Christianity: the submissive Religion

Lately, I have just started reading a fascinating (to me)
 web serial, the Tales of MU (http://talesofmu.org). It deals
 with real college issues in a fantasy college setting.
 One of these issues deals with an sD relationship. It
 made me think...about how Christianity is quite well
 (IMHO) summarized as a religion of theological submissiveness.
 I'm still trying to figure out the terms of a "safe word,"
 but I think that more or less, it's a valid comparison.

Obviously, in Christianity, Jesus Christ (God the Son) is the Dom.
 That's why we (I am a Christian, in case you couldn't tell)
 call him Lord (in Latin, Dominus, whence Dominator/Dominatrix).
 We obey him, and we obey others, specifically in the style of
 obeying Him. Fascinatingly )to me, anyhow), is how Christ qualified
 or demonstrated his fitness, for being Lord by his own submissive-
 ness to the will of God the Father. It speaks to a general opinion
 (as far as I know; I'm not into sD, I just read a lot) that subs
 make good (if not the best) Doms, because of the ease of adopting
 empathy for the sub. Above all, sD depends absolutely upon the
 utter trustworthiness of the Dom's self-restraint. Any use of the
 safe word by the sub is admission of either a lack, or betrayal
 of trust in the Dom's self-restraint and regard for the life of
 the sub. Being able to go through a session without needing to use
 it, perhaps especially if (heh-heh) "sorely" tempted to do so,
 gives a tremendous rush of passion for all concerned, both for being
 pushed so far without not losing trust, and for pushing so far without
 losing trustworthiness.
It also is shows just how the whole "if you want to be first,
 then serve"-thing works out. If you want to be in charge, then
 get on the bottom...sounds like sD to me! Christ died in
 the most humiliating and painful method known. So painful
 that they used a referent to the means itself to describe
 just how painful it was. He did it because it was necessary,
 but He did it that way, because it was commanded.

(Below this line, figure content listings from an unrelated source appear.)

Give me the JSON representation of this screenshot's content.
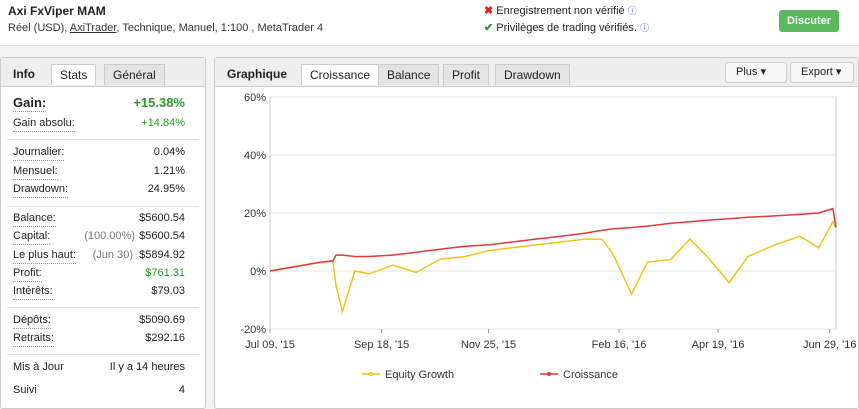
{
  "header": {
    "title": "Axi FxViper MAM",
    "account": "Réel (USD),",
    "broker": "AxiTrader",
    "details": ", Technique, Manuel, 1:100 , MetaTrader 4",
    "status_1": "Enregistrement non vérifié",
    "status_2": "Privilèges de trading vérifiés.",
    "button": "Discuter"
  },
  "info_panel": {
    "tabs": [
      "Info",
      "Stats",
      "Général"
    ],
    "rows": [
      {
        "label": "Gain:",
        "value": "+15.38%",
        "color": "#2a9a2a"
      },
      {
        "label": "Gain absolu:",
        "value": "+14.84%",
        "color": "#2a9a2a"
      },
      {
        "label": "Journalier:",
        "value": "0.04%"
      },
      {
        "label": "Mensuel:",
        "value": "1.21%"
      },
      {
        "label": "Drawdown:",
        "value": "24.95%"
      },
      {
        "label": "Balance:",
        "value": "$5600.54"
      },
      {
        "label": "Capital:",
        "note": "(100.00%)",
        "value": "$5600.54"
      },
      {
        "label": "Le plus haut:",
        "note": "(Jun 30)",
        "value": "$5894.92"
      },
      {
        "label": "Profit:",
        "value": "$761.31",
        "color": "#2a9a2a"
      },
      {
        "label": "Intérêts:",
        "value": "$79.03"
      },
      {
        "label": "Dépôts:",
        "value": "$5090.69"
      },
      {
        "label": "Retraits:",
        "value": "$292.16"
      },
      {
        "label": "Mis à Jour",
        "value": "Il y a 14 heures"
      },
      {
        "label": "Suivi",
        "value": "4"
      }
    ]
  },
  "chart_panel": {
    "title": "Graphique",
    "tabs": [
      "Croissance",
      "Balance",
      "Profit",
      "Drawdown"
    ],
    "buttons": [
      "Plus",
      "Export"
    ]
  },
  "chart_data": {
    "type": "line",
    "x": [
      "2015-07-09",
      "2015-07-25",
      "2015-08-10",
      "2015-08-18",
      "2015-08-20",
      "2015-08-24",
      "2015-09-01",
      "2015-09-10",
      "2015-09-25",
      "2015-10-10",
      "2015-10-25",
      "2015-11-10",
      "2015-11-25",
      "2015-12-10",
      "2015-12-25",
      "2016-01-10",
      "2016-01-25",
      "2016-02-05",
      "2016-02-12",
      "2016-02-24",
      "2016-03-05",
      "2016-03-20",
      "2016-04-01",
      "2016-04-12",
      "2016-04-26",
      "2016-05-08",
      "2016-05-25",
      "2016-06-10",
      "2016-06-22",
      "2016-07-01",
      "2016-07-03"
    ],
    "series": [
      {
        "name": "Equity Growth",
        "color": "#f0c419",
        "values": [
          0,
          1.5,
          3,
          3.5,
          -5,
          -14,
          0,
          -1,
          2,
          -0.5,
          4,
          5,
          7,
          8,
          9,
          10,
          11,
          11,
          6,
          -8,
          3,
          4,
          11,
          5,
          -4,
          5,
          9,
          12,
          8,
          17,
          15
        ]
      },
      {
        "name": "Croissance",
        "color": "#e03a3a",
        "values": [
          0,
          1.5,
          3,
          3.5,
          5.5,
          5.5,
          5,
          5,
          5.5,
          6.5,
          7.5,
          8.5,
          9,
          10,
          11,
          12,
          13,
          14,
          14.5,
          15,
          15.5,
          16.5,
          17,
          17.5,
          18,
          18.5,
          19,
          19.5,
          20,
          21.5,
          15
        ]
      }
    ],
    "xlim": [
      "2015-07-09",
      "2016-07-03"
    ],
    "xticks": [
      {
        "value": "2015-07-09",
        "label": "Jul 09, '15"
      },
      {
        "value": "2015-09-18",
        "label": "Sep 18, '15"
      },
      {
        "value": "2015-11-25",
        "label": "Nov 25, '15"
      },
      {
        "value": "2016-02-16",
        "label": "Feb 16, '16"
      },
      {
        "value": "2016-04-19",
        "label": "Apr 19, '16"
      },
      {
        "value": "2016-06-29",
        "label": "Jun 29, '16"
      }
    ],
    "ylim": [
      -20,
      60
    ],
    "yticks": [
      {
        "value": -20,
        "label": "-20%"
      },
      {
        "value": 0,
        "label": "0%"
      },
      {
        "value": 20,
        "label": "20%"
      },
      {
        "value": 40,
        "label": "40%"
      },
      {
        "value": 60,
        "label": "60%"
      }
    ],
    "grid": true
  }
}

Maybe it's just the pervert in me, but this perspective makes me
 feel as if the vicissitudes of life are more tolerable knowing
 that "Dom" will reel me back, if I use that wonderful Safe Word,
 "Mercy."

Opened Eyes

One of the most interesting discussions in morality,
 revolves around the Garden of Eden, and the Fall of Man.
 I have written before, and will write again, about
 how some people try to shunt blame for the Fall completely
 on women, and off of men, by adding the idea that Adam
 was not present when Eve accepted the false words of the
 serpent. Frankly, if I have the perfect woman made for me,
 and we're both naked, I can't imagine anything that would
 convince me to leave her presense outside of severe blunt
 force trauma.

Anyway, another sub-topic I like to examine concerns the
 point where, after accepting and consuming the fruit, their
 "eyes were opened, and they realized that they were naked."
 I like to work on this passage becasue it seems as if the
 issue is that they notice their nudity, but on closer
 examination, it is evident that any notice of nudity, and
 a need to cover it, is done with the idea of nakedness in
 mind. They do not go and make coverings for each other; they
 go and make coverings for themselves. It makes me wonder if
 part of the curse of "knowing good (and evil)" involved not
 so much a revelation of status ("nakedness"), as an emphasis
 on short-term goals versus the long-term.

After all, as I like to point out, they walked and talked with
 God - they were as intimate with good (Good!) as is humanly
 possible. Maybe what their eyes were "opened" to, was becoming
 as intimate with evil as they had been with good. Because for
 that to happen, you really need your eyes closed; you have to
 believe that something evil, something bad for you, or for
 others whom you care for, is actually good for you. If that
 takes open eyes, then I'd rather "walk...not by sight."